11月に入るともうオペレーションもだいぶ安定してきて、僕も平日は緊急でやることが無い日もちょくちょくあってたった4ヶ月なのに本当に目まぐるしく変わるもんだなと。そして、11月の2週目に退職したいと言われたので、そのときはもう一切引き留めず受け入れることにした。これまでの経緯があるので、理由も聞かなかったし、彼女の希望に沿うように考えた。本当は1ヶ月前に言わなきゃいけないのだが、まぁいいかとも思った。この後からはもうわかりやすくやる気がなくなっている感じで、退職を月末までと話していたのを少しでも早くしようとしたりという状態だった。雰囲気的にも正直いてもらってももうあんまりプラスにならないとも思ったので、本当なら後任者への引継ぎを済ませてからを考えていたが、早めに退職してもらうことにした。そして、昨日MTGでスケジュールとともに、彼女が既に有給を9日使っていたので、(これも異常だけどw)試用期間の部分の4日は引くからと確認したところ「フェアじゃない。契約にもこう書いてある。今週限りで退職する」と言い出して、チャットで長々とした文章を送ってきた。僕の中では、君が家庭の都合で4日休むのを許可して、遅刻だったりも特に罰せず(給料面などで)、1ヶ月前の通知なども調整している中で、MTGが終わってからチャットで、勝手に最終出社日を決めて、契約で自分が得する部分だけを切り取って、何かあるたびに交渉しようとしてという思いがあったので、彼女とのコミュニケーションはもうやめにしようと思った。

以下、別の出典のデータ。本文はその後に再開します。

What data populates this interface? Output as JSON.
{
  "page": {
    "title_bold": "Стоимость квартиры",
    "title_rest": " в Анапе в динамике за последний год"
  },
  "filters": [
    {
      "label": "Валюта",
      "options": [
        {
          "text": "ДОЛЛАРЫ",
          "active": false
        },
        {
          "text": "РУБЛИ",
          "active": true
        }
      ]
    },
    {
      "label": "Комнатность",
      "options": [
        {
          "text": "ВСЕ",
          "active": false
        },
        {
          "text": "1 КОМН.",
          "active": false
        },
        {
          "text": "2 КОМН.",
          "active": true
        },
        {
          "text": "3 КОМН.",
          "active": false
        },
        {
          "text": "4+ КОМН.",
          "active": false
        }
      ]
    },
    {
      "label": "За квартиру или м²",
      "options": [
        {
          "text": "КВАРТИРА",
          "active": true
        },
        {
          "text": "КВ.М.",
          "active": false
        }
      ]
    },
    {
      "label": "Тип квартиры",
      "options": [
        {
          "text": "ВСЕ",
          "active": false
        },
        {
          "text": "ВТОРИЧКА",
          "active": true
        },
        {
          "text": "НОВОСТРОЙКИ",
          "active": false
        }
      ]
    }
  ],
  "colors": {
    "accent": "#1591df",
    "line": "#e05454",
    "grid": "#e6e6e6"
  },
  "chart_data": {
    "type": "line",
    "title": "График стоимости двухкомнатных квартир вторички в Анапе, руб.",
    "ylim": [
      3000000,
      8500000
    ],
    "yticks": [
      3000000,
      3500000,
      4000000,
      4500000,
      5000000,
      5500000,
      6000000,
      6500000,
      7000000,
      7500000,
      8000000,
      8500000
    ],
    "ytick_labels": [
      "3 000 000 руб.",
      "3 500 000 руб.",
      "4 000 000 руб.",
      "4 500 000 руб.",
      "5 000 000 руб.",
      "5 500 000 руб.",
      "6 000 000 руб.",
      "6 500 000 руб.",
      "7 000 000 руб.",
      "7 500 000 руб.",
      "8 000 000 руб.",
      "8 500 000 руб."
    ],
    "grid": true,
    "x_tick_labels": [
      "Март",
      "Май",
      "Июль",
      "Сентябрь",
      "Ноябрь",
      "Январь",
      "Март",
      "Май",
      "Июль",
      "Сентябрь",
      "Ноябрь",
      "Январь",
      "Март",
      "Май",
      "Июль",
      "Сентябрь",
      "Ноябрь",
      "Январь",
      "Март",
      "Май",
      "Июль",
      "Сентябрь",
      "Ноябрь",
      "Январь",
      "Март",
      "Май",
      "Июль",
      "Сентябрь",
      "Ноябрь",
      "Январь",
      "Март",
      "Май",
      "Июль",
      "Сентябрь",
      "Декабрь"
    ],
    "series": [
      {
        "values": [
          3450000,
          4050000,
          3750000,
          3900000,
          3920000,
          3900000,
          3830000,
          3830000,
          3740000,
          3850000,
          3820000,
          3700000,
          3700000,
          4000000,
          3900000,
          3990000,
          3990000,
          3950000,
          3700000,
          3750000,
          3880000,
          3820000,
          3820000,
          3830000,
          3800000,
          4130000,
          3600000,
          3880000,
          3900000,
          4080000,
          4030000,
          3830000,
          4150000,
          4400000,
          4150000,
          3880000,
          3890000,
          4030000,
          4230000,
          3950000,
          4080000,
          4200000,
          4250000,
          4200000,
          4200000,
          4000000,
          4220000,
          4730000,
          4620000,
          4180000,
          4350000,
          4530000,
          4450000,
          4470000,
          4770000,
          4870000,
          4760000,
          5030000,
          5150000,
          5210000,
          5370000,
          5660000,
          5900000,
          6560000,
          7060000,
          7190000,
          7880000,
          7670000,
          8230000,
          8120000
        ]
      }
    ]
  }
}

後はチャットを返す代わりに電話でここに書いてあるようなことを説明して、もう来なくて良いよとお伝えした。そして、今日の夜に彼女は荷物を取りに来た。滞在時間は10分も無かったのじゃないだろうか。短い時間ながらも苦楽を共にして、これが彼女が望んだ終わり方だったのかは結局僕にはわからない。

  • 細かく都度言うこと(再掲)
  • 契約書はちゃんと作ること
  • でも契約を守らない相手だと結局、どうしようもないよ

まとめ

かなり散文的なのだが、初めて他の国で採用して当たった人がたぶんに厄介だったんだろうなというのが結局、大きいのかもしれない。今回の件を受けて、僕は試用期間を4ヶ月に変えたり、試用期間後の有給付与を月に1つずつにしたり、他にもいくつかの条項を加えたりと契約書を変更した。ただ、結果的に今回のような件はいずれにせよ防げないんだろうなと思う。もう1つは採用するかしないかは置いておくと、やめてもらうタイミングとしてはちょうど良いという見方もできる。これより前だとオペレーションが固まっていないから開発や新規施策に遅れが出たり、生産性が落ちたりするが、全てマニュアルを作ってもらい、引き継いだ後に後任者で何回か回してもらっていたので、オペレーションの乱れは今日の段階ではほとんどない。むしろ、自分がチェックするようになって早速いくつか効率化できそうなことが見えてきた。したがって、実務上は全く問題がないどころか1日目にしてそこそこのプラスの面が出てきているくらいなのだが、精神面に関しては僕だけでなく、メンバーにも当日に退職を伝えたりとあまり良くないし、今後は起こらないように努めようと思っている。本当に起業はMPとの戦いだと思う。